Concernant le sous-titre 'Questions sur le décès d’un bébé en 2017. Lot contaminé laissé sciemment sur le marché.', sa première partie -qui n’est pas poursuivie- souligne qu’il s’agit de questions et l’article précise qu’ 'aucun lien n’est pour l’instant établi entre sa mort et ce produit'.
Quant à la formule 'Lot contaminé laissé sciemment sur le marché', elle renvoie aussi au rapport de la DGCCRF, l’encart mentionnant à cet égard 'tardant à retirer du commerce un autre lot que -assure la DGCCRF- le groupe sait contaminé'.
Même si l’auteur de l’article a fait le choix d’accorder un crédit particulier à la thèse de l’accusation, en se basant sur des documents qu’il indique avoir consultés et qui sont protégés par le secret des sources, et s’il n’a pas pris contact avec la société appelante pour recueillir ses observations, la cour considère, comme le tribunal, que de l’ensemble des propos, il ne se dégage pas une affirmation péremptoire de la culpabilité de la société GROUPE LACTALIS.

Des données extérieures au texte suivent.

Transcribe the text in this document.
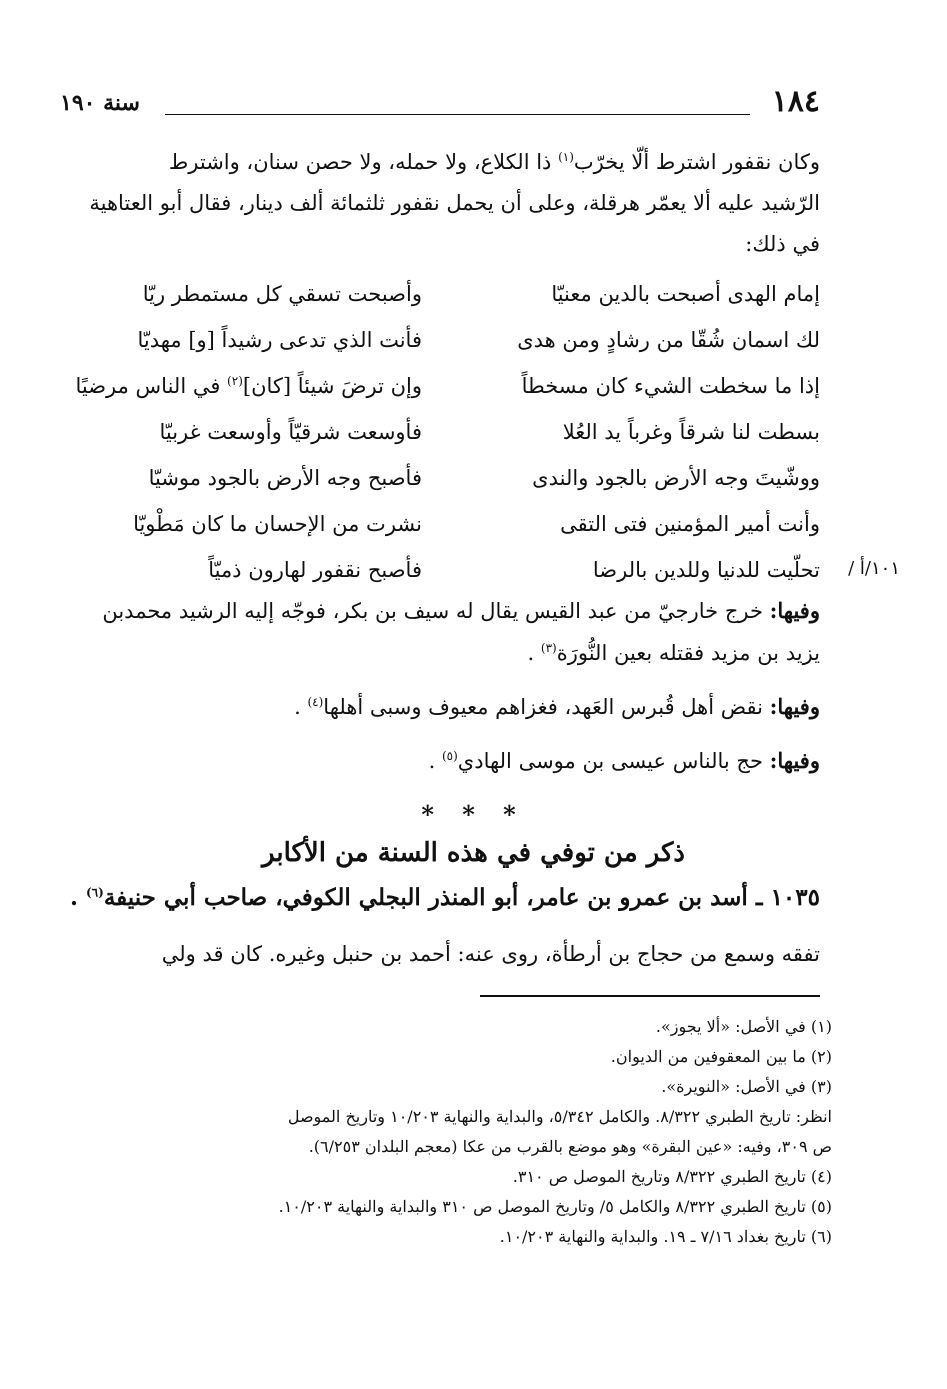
١٨٤
سنة ١٩٠

وكان نقفور اشترط ألّا يخرّب$^{(١)}$ ذا الكلاع، ولا حمله، ولا حصن سنان، واشترط

الرّشيد عليه ألا يعمّر هرقلة، وعلى أن يحمل نقفور ثلثمائة ألف دينار، فقال أبو العتاهية

في ذلك:

إمام الهدى أصبحت بالدين معنيّا
وأصبحت تسقي كل مستمطر ريّا
لك اسمان شُقّا من رشادٍ ومن هدى
فأنت الذي تدعى رشيداً [و] مهديّا
إذا ما سخطت الشيء كان مسخطاً
وإن ترضَ شيئاً [كان]$^{(٢)}$ في الناس مرضيًا
بسطت لنا شرقاً وغرباً يد العُلا
فأوسعت شرقيّاً وأوسعت غربيّا
ووشّيتَ وجه الأرض بالجود والندى
فأصبح وجه الأرض بالجود موشيّا
وأنت أمير المؤمنين فتى التقى
نشرت من الإحسان ما كان مَطْويّا
١٠١/أ /
تحلّيت للدنيا وللدين بالرضا
فأصبح نقفور لهارون ذميّاً

وفيها: خرج خارجيّ من عبد القيس يقال له سيف بن بكر، فوجّه إليه الرشيد محمدبن يزيد بن مزيد فقتله بعين النُّورَة$^{(٣)}$ .

وفيها: نقض أهل قُبرس العَهد، فغزاهم معيوف وسبى أهلها$^{(٤)}$ .

وفيها: حج بالناس عيسى بن موسى الهادي$^{(٥)}$ .

* * *
ذكر من توفي في هذه السنة من الأكابر
١٠٣٥ ـ أسد بن عمرو بن عامر، أبو المنذر البجلي الكوفي، صاحب أبي حنيفة$^{(٦)}$ .
تفقه وسمع من حجاج بن أرطأة، روى عنه: أحمد بن حنبل وغيره. كان قد ولي

(١) في الأصل: «ألا يجوز».

(٢) ما بين المعقوفين من الديوان.

(٣) في الأصل: «النويرة».

انظر: تاريخ الطبري ٨/٣٢٢. والكامل ٥/٣٤٢، والبداية والنهاية ١٠/٢٠٣ وتاريخ الموصل

ص ٣٠٩، وفيه: «عين البقرة» وهو موضع بالقرب من عكا (معجم البلدان ٦/٢٥٣).

(٤) تاريخ الطبري ٨/٣٢٢ وتاريخ الموصل ص ٣١٠.

(٥) تاريخ الطبري ٨/٣٢٢ والكامل ٥/ وتاريخ الموصل ص ٣١٠ والبداية والنهاية ١٠/٢٠٣.

(٦) تاريخ بغداد ٧/١٦ ـ ١٩. والبداية والنهاية ١٠/٢٠٣.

En outre, sur le contrôle de proportionnalité que l’appelante invite la cour à effectuer, il doit être
observé que la publication en cause contribue à un débat d’intérêt général, portant sur des problèmes de santé publique affectant notamment des enfants, qu’elle ne peut pas avoir d’influence significative sur la conduite de la procédure pénale qui est toujours en cours et qu’une condamnation de la société éditrice -même aux mesures sollicitées- apparaîtrait en l’espèce disproportionnée, la cour étant ainsi conduite à faire prévaloir le droit à la liberté d’expression dont les limites n’ont pas été dépassées dans les présentes circonstances.
Sur les demandes
Dans ces conditions, l’atteinte à la présomption d’innocence n’étant pas caractérisée, le jugement sera confirmé en ce qu’il a débouté la société GROUPE LACTALIS de toutes ses demandes.
La société LES EDITIONS MARECHAL-LE CANARD ENCHAINE, qui ne précise ni le fondement ni les motifs de sa demande en paiement d’un euro à titre de dommages-intérêts, en sera également déboutée, la procédure n’apparaissant d’ailleurs pas abusive.
En raison de considérations d’équité, il convient de confirmer le jugement en ce qu’il a condamné la société GROUPE LACTALIS au paiement de la somme de 2.000 euros en application de l’article 700 du code de procédure civile, mais sans qu’il soit justifié en l’occurrence d’y ajouter une somme supplémentaire au titre des frais exposés par la société LES EDITIONS MARECHAL-LE CANARD ENCHAINE en cause d’appel.
Enfin, la demanderesse appelante sera condamnée aux dépens, avec application de l’article 699 du code de procédure civile.
PAR CES MOTIFS
LA COUR,
Statuant publiquement par mise à disposition au greffe, par arrêt contradictoire et après en avoir délibéré conformément à la loi,
Confirme le jugement du tribunal judiciaire de Paris en date du 28 octobre 2020, en ce qu’il a :
— débouté la société GROUPE LACTALIS de toutes ses demandes,
— condamné la société GROUPE LACTALIS à payer à la société LES EDITIONS MARECHAL-LE CANARD ENCHAINE la somme de 2.000 euros sur le fondement de l’article 700 du code de procédure civile,
— condamné la société GROUPE LACTALIS aux dépens, avec application de l’article 699 du même code,
Déboute la société LES EDITIONS MARECHAL-LE CANARD ENCHAINE de ses demandes en paiement de dommages-intérêts et au titre des frais supplémentaires exposés en appel,
Condamne la société GROUPE LACTALIS aux dépens d’appel, qui pourront être recouvrés par la SELARL BDL AVOCATS, dans les conditions de l’article 699 du code de procédure civile.